'Utter lie': Abused girl's mother denies diminishing abuse

The mother of a 38-year old woman who has brought an action for damages against her father for sexually abusing her from the ages of two to twelve years has denied she encouraged her daughter not to tell anyone about the abuse.

'Utter lie': Abused girl's mother denies diminishing abuse

The mother of a 38-year old woman who has brought an action for damages against her father for sexually abusing her from the ages of two to twelve years has denied she encouraged her daughter not to tell anyone about the abuse.

The mother told the High Court she was shocked and appalled when she first learned in 1990 her daughter had been abused by her husband.

Her then 17-year old daughter had run away from home leaving a note for her mother saying she was running away and to "ask Dad what he did to me on the days you were not there."

The mother told Mr Justice Eamon deValera it took her a few days to fully accept the allegations but the day was etched in her mind forever.

She denied she had told her daughter not to tell anyone and telling her: "It was not that bad, he did not rape you." Such a claim was "an utter lie", she said.

The father was convicted and sentenced in 2006 to six years imprisonment, with two years suspended, after he pleaded guilty to five sample charges related to the most serious incidents of abuse which occurred in the 1980s when his wife was out of the house.

The now 38-year-old woman claims that when she she eventually told her mother, at around seventeen years of age, her mother told her not to tell anyone and said: "It was not that bad, he did not rape you."

It was the second day of the damages action taken by the woman who has sued her father over sustained sexual abuse on her which started when she was just two years of age and continued until she was twelve.

Liability is not contested but the defence have argued the case should be dismissed on grounds it is statute barred.

In her evidence, the 38-year old woman told the court the abuse initially involved touching her genitals but later involved her father getting her to perform oral sex and his laying on top of her naked after getting her to also remove some of her clothing. Apart from one other incident, the abuse stopped around the age of twelve after she had her first period.

She told the court her father was a violent man who beat her mother and she was afraid of him. The abuse had a devastating effect on her and she reported it to Gardai in 2004 after telling her siblings and being supported by them.

Today, the woman's mother denied encouraging her daughter not to tell anyone about the abuse. The only person she told her not to tell was her husband's brother, she said.
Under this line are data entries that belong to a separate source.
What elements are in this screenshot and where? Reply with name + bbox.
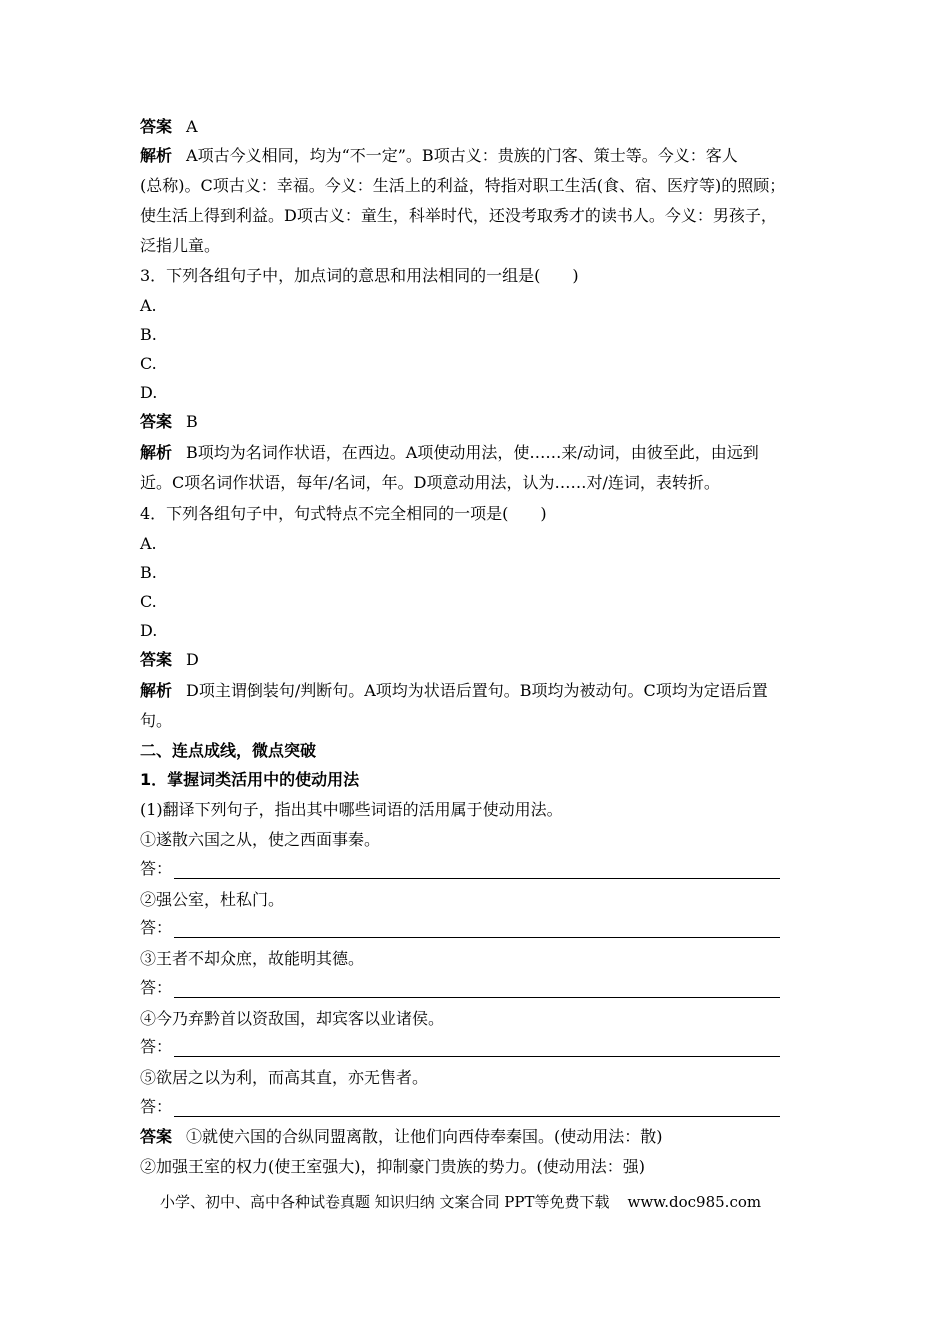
footer-url[interactable]: www.doc985.com [627,1193,762,1211]
q3-option-c: C. [140,354,157,373]
answer-label: 答案 [140,650,173,669]
answer-blank[interactable] [140,1037,780,1057]
answer-blank-rule [174,1102,780,1117]
reply-label: 答： [140,859,173,878]
q4-option-a: A. [140,534,157,553]
reply-label: 答： [140,918,173,937]
answer-blank[interactable] [140,978,780,998]
analysis-label: 解析 [140,681,173,700]
section-answer-text: ①就使六国的合纵同盟离散，让他们向西侍奉秦国。(使动用法：散) [186,1127,663,1146]
q4-analysis-line-1 [140,681,820,701]
answer-label: 答案 [140,412,173,431]
q3-analysis-line-2: 近。C项名词作状语，每年/名词，年。D项意动用法，认为……对/连词，表转折。 [140,473,720,492]
q2-analysis-line-4: 泛指儿童。 [140,236,221,255]
section-answer-line-2: ②加强王室的权力(使王室强大)，抑制豪门贵族的势力。(使动用法：强) [140,1157,645,1176]
reply-label: 答： [140,1037,173,1056]
q2-analysis-text: A项古今义相同，均为“不一定”。B项古义：贵族的门客、策士等。今义：客人 [186,146,738,165]
sentence-item: ①遂散六国之从，使之西面事秦。 [140,830,381,849]
answer-blank[interactable] [140,859,780,879]
analysis-label: 解析 [140,146,173,165]
q2-analysis-line-3: 使生活上得到利益。D项古义：童生，科举时代，还没考取秀才的读书人。今义：男孩子， [140,206,777,225]
q4-answer: D [186,650,199,669]
section-heading: 二、连点成线，微点突破 [140,741,317,760]
footer-text: 小学、初中、高中各种试卷真题 知识归纳 文案合同 PPT等免费下载 [160,1193,610,1211]
q4-option-b: B. [140,563,157,582]
q4-answer-line [140,650,820,670]
answer-label: 答案 [140,1127,173,1146]
q3-option-b: B. [140,325,157,344]
answer-blank-rule [174,983,780,998]
q3-analysis-line-1 [140,443,820,463]
section-answer-line-1 [140,1127,820,1147]
sentence-item: ②强公室，杜私门。 [140,890,285,909]
answer-blank[interactable] [140,918,780,938]
q4-option-d: D. [140,621,158,640]
page-footer [160,1192,761,1212]
q3-answer: B [186,412,198,431]
sentence-item: ③王者不却众庶，故能明其德。 [140,949,365,968]
q3-question: 3．下列各组句子中，加点词的意思和用法相同的一组是( ) [140,266,579,285]
q4-option-c: C. [140,592,157,611]
answer-blank[interactable] [140,1097,780,1117]
q3-analysis-text: B项均为名词作状语，在西边。A项使动用法，使……来/动词，由彼至此，由远到 [186,443,759,462]
q2-analysis-line-2: (总称)。C项古义：幸福。今义：生活上的利益，特指对职工生活(食、宿、医疗等)的照顾； [140,176,786,195]
q3-answer-line [140,412,820,432]
subsection-heading: 1．掌握词类活用中的使动用法 [140,770,360,789]
q2-analysis-line-1 [140,146,820,166]
reply-label: 答： [140,1097,173,1116]
reply-label: 答： [140,978,173,997]
answer-blank-rule [174,1042,780,1057]
q3-option-d: D. [140,383,158,402]
sentence-item: ④今乃弃黔首以资敌国，却宾客以业诸侯。 [140,1009,445,1028]
answer-blank-rule [174,864,780,879]
q2-answer-line [140,117,820,137]
q4-question: 4．下列各组句子中，句式特点不完全相同的一项是( ) [140,504,547,523]
sentence-item: ⑤欲居之以为利，而高其直，亦无售者。 [140,1068,429,1087]
q3-option-a: A. [140,296,157,315]
q2-answer: A [186,117,198,136]
answer-label: 答案 [140,117,173,136]
instruction-text: (1)翻译下列句子，指出其中哪些词语的活用属于使动用法。 [140,800,563,819]
q4-analysis-text: D项主谓倒装句/判断句。A项均为状语后置句。B项均为被动句。C项均为定语后置 [186,681,768,700]
answer-blank-rule [174,923,780,938]
q4-analysis-line-2: 句。 [140,711,173,730]
analysis-label: 解析 [140,443,173,462]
She was in court to give evidence, not on her husband's behalf, but for herself, she said. She did not know what to do and the situation in her home at the time was one of chaos.
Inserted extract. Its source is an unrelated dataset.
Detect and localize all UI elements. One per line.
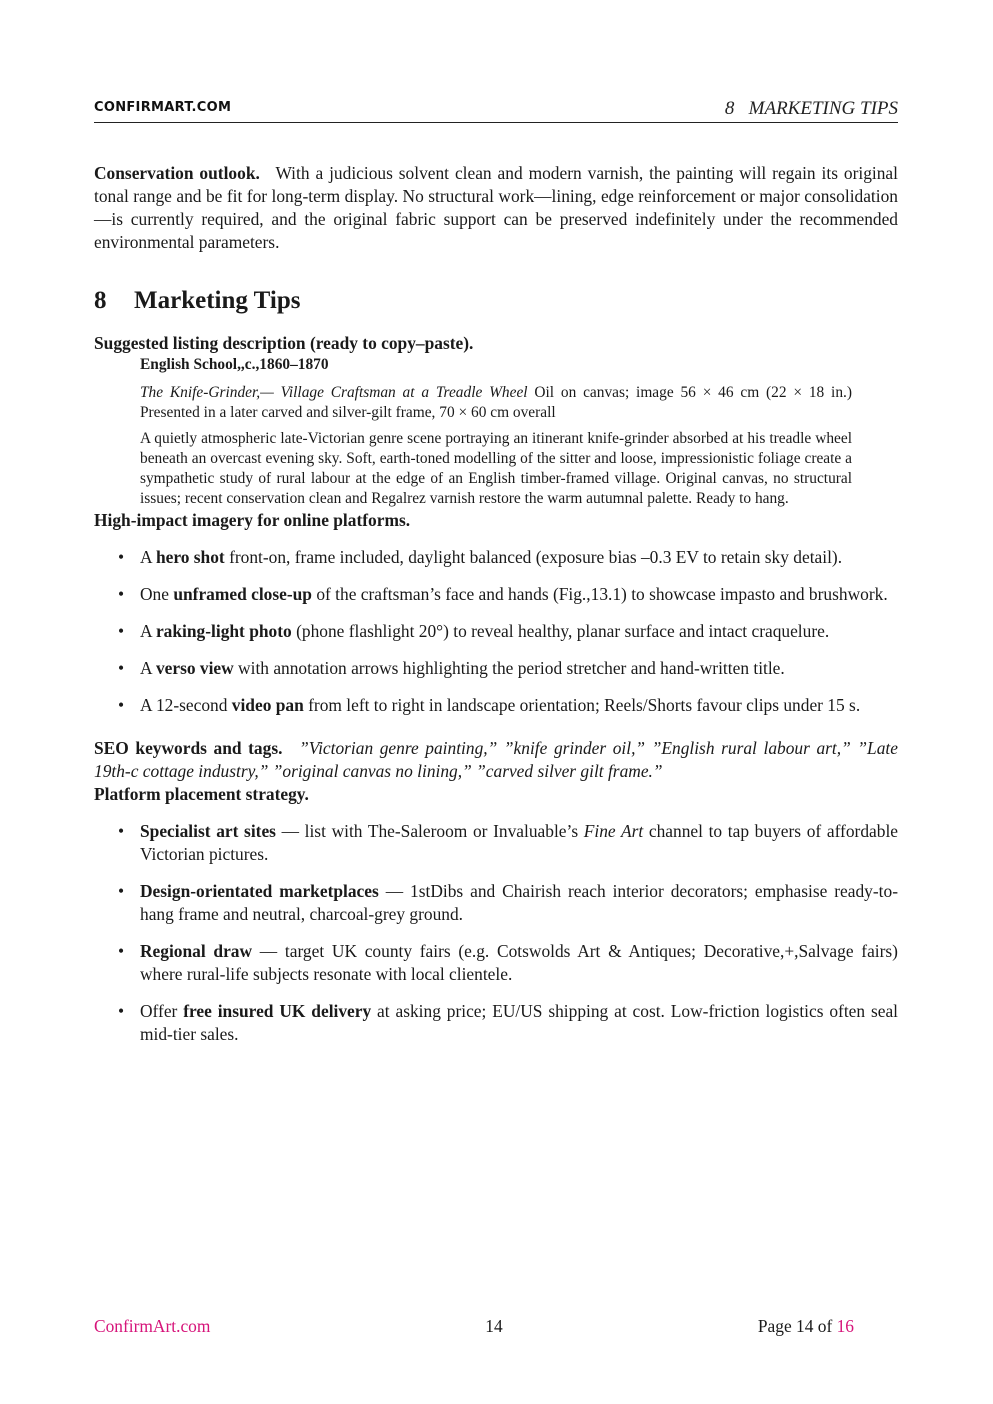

She rejected claims she threatened to have her daughter put into a psychiatric hospital. She gave evidence against her husband during the criminal trial because a wrong had been committed on her daughter and she would not allow a second wrong to be committed on her, she told the court.

She said her husband returned to the family home after his release from prison in 2009 and remained there until about a month ago when she asked him to leave due to "irreconcilable differences."

She accepted her husband transferred the family home into her sole name in August of last year and agreed the mortgage had been paid off with proceeds from her husband's pension from Guinness some years ago.

Evidence in the action concluded yesterday. Mr Justice Eamon deValera has adjourned the case to a date later this month when written legal submissions are to be submitted by both sides.